The teapot began whistling Hattie pushed herself upright, put a tea bag into a chipped stoneware mug, and poured in the boiling water. On the way back to her easy chair, she stopped and put on one of the albums Martin had left with her—Elizabethan music and English folk pieces, with Martin featured on his guitar.
Perhaps, she thought, it was worth calling Martin and telling him she was going mad. She looked about for Orange, the cat he had retrieved for her. During the last of her nightmares, she had hurt it somehow—knocked out a tooth
and cut its lip. Since then, the animal had spent most of its time under the bed or behind the bookshelf.
Hattie sank heavily into her chair. For a brief time, Martins playing brought her some serenity and even some sweet glimpses into her dim past.

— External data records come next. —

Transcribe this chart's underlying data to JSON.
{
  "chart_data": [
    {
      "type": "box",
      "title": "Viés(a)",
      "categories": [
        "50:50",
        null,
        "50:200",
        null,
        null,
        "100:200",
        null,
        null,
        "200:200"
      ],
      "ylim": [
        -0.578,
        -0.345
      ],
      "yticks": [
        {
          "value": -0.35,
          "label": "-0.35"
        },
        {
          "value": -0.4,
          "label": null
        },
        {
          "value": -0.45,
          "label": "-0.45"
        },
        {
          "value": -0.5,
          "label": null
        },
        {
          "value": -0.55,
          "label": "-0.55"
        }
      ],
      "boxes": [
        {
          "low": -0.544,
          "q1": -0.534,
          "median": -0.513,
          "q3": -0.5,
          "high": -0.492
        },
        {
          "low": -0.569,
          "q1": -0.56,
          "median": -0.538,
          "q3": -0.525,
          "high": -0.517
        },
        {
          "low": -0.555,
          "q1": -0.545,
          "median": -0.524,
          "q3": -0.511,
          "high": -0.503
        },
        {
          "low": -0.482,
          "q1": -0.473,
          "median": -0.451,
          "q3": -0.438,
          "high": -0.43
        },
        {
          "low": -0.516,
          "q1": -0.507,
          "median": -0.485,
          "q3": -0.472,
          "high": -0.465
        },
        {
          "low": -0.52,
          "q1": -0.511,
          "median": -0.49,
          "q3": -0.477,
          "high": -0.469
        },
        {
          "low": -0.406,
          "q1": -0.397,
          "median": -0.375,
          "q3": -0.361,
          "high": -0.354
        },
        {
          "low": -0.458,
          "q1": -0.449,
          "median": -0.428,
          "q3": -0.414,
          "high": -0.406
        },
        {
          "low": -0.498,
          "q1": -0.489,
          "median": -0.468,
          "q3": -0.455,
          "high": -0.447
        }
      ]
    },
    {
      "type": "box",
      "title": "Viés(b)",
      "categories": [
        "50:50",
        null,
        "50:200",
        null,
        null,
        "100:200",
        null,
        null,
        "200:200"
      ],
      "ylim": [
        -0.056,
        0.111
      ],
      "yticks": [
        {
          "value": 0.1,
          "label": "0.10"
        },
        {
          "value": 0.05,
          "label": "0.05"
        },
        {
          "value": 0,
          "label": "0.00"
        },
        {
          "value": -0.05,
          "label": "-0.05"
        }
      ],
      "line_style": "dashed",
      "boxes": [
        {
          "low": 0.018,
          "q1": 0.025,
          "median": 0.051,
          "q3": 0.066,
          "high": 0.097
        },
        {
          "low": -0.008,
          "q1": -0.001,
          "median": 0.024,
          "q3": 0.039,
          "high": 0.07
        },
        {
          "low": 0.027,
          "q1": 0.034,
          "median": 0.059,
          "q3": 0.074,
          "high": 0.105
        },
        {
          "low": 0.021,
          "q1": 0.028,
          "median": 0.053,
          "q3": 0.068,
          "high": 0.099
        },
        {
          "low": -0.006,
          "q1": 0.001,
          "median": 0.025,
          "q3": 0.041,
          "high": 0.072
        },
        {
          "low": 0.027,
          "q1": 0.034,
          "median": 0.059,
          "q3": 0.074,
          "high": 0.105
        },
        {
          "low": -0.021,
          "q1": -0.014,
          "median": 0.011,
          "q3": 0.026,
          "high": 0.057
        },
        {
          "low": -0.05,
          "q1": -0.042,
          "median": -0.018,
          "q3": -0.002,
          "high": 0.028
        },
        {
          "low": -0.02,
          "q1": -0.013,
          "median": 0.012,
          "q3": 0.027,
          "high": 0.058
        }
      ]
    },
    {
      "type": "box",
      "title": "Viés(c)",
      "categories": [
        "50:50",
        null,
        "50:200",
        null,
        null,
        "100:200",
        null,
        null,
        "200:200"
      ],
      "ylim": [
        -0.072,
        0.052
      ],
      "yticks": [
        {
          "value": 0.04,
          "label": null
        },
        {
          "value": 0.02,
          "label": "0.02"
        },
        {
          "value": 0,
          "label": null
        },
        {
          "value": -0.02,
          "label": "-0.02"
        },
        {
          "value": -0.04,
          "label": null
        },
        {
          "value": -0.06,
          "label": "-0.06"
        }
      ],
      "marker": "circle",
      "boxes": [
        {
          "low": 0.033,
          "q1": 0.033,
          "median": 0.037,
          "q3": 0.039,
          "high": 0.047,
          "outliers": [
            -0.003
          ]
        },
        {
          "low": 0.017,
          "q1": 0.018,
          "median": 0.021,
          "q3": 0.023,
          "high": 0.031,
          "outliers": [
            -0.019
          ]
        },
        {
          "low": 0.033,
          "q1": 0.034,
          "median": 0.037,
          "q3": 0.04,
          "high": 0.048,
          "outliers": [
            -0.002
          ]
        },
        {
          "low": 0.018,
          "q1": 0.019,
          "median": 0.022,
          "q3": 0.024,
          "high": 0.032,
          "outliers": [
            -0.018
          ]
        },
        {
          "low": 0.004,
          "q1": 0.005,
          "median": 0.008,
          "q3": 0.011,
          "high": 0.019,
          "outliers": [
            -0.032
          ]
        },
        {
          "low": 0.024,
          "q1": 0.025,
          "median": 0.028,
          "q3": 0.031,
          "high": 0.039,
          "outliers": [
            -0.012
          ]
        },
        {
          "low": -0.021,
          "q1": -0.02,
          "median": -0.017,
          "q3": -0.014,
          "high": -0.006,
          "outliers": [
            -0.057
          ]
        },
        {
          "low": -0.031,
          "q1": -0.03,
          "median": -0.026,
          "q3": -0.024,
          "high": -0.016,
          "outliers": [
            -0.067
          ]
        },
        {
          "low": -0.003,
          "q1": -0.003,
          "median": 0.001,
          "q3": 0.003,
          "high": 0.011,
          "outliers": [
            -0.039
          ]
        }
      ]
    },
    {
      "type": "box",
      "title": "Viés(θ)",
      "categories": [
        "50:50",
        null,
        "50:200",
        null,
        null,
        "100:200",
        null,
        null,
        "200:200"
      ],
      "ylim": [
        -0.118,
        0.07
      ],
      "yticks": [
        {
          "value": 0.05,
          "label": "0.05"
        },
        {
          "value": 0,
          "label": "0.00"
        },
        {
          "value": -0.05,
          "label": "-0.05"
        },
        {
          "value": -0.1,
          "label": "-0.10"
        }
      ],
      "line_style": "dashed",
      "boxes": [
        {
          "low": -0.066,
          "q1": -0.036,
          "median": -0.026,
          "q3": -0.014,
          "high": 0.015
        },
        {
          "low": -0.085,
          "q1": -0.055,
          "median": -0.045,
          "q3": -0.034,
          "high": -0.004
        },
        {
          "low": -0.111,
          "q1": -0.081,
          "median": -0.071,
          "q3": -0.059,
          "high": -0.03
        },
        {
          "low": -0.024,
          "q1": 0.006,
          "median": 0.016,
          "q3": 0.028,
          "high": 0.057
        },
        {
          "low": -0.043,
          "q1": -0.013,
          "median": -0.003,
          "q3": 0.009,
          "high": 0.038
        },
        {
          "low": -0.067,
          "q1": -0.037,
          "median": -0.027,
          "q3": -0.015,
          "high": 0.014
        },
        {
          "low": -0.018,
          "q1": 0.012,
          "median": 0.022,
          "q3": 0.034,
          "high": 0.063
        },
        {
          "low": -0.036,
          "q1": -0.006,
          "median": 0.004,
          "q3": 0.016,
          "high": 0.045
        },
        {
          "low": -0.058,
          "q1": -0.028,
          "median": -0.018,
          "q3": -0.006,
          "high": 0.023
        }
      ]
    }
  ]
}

There was a set of dances that she felt sure she had once played at a recital, and a lovely rendition of a song by Thomas Stewart. Next came her favorite, a gentle and haunting flute and guitar duet of “Greensleeves.”
Bit by bit, her fears began to loosen their grip. Then, as they had twice before that day, the colors in the room began to intensify.
No!
Hattie’s mind screamed.
Please, God, not again
.
The music grew faint, and gradually faded into the hum of traffic passing on nearby Columbus Avenue.
No …
Hattie felt the unpleasant inertia begin to settle in. The glow from the lamp across the room hurt her eyes.
Please, God …
Desperately, and with all her strength, she forced herself to her feet, and grabbed her cigarettes, and stumbled toward the stove.
“Not this time,” she said out loud. “Goddamn it, not this time.”
She thrust a cigarette between her lips and shakily turned the burner knob. The gas flame flashed on.
“Hattie … Hattie, just relax.”
The voice, deep and soothing, seemed to be coming from everywhere at once. Then, from above her, Hattie saw the blue-gray eyes smiling at her over the mask.
“Just relax now. There’s nothing to worry about. Nothing at all. I want you to begin counting back from one hundred.”
“Please …”
“Hattie, count!”
“One hundred … ninety-nine …”
“Good, Hattie. Keep counting. Keep counting.”
“Ninety-eight …”
“She’s under.”
“Ninety-seven …”
“Ready, everyone. Okay.”
“Ninety-six … No, wait, please. You’re wrong. I’m not asleep. I’m not asleep yet.”
“Suction up.”
“Wait!”
“Knife, please.”
“No! Not yet! Not yet!”
Hattie Day screamed as the scalpel cut into the wall of her lower abdomen. Her screams intensified as flame leapt from the stove and ignited first her hair and then her robe.
“Snap, please. Now another …”
Hattie reeled across her apartment, knocking away pieces of fiery cloth. The rug began to smolder. She fell to the floor as the scalpel cut down her abdomen and over her groin. Flames seared her face and scalp. She retched from the smoke and the acrid smell of her own burning flesh.
“Retractors ready, please …”
The voice bored through the pain. The knife cut deeper.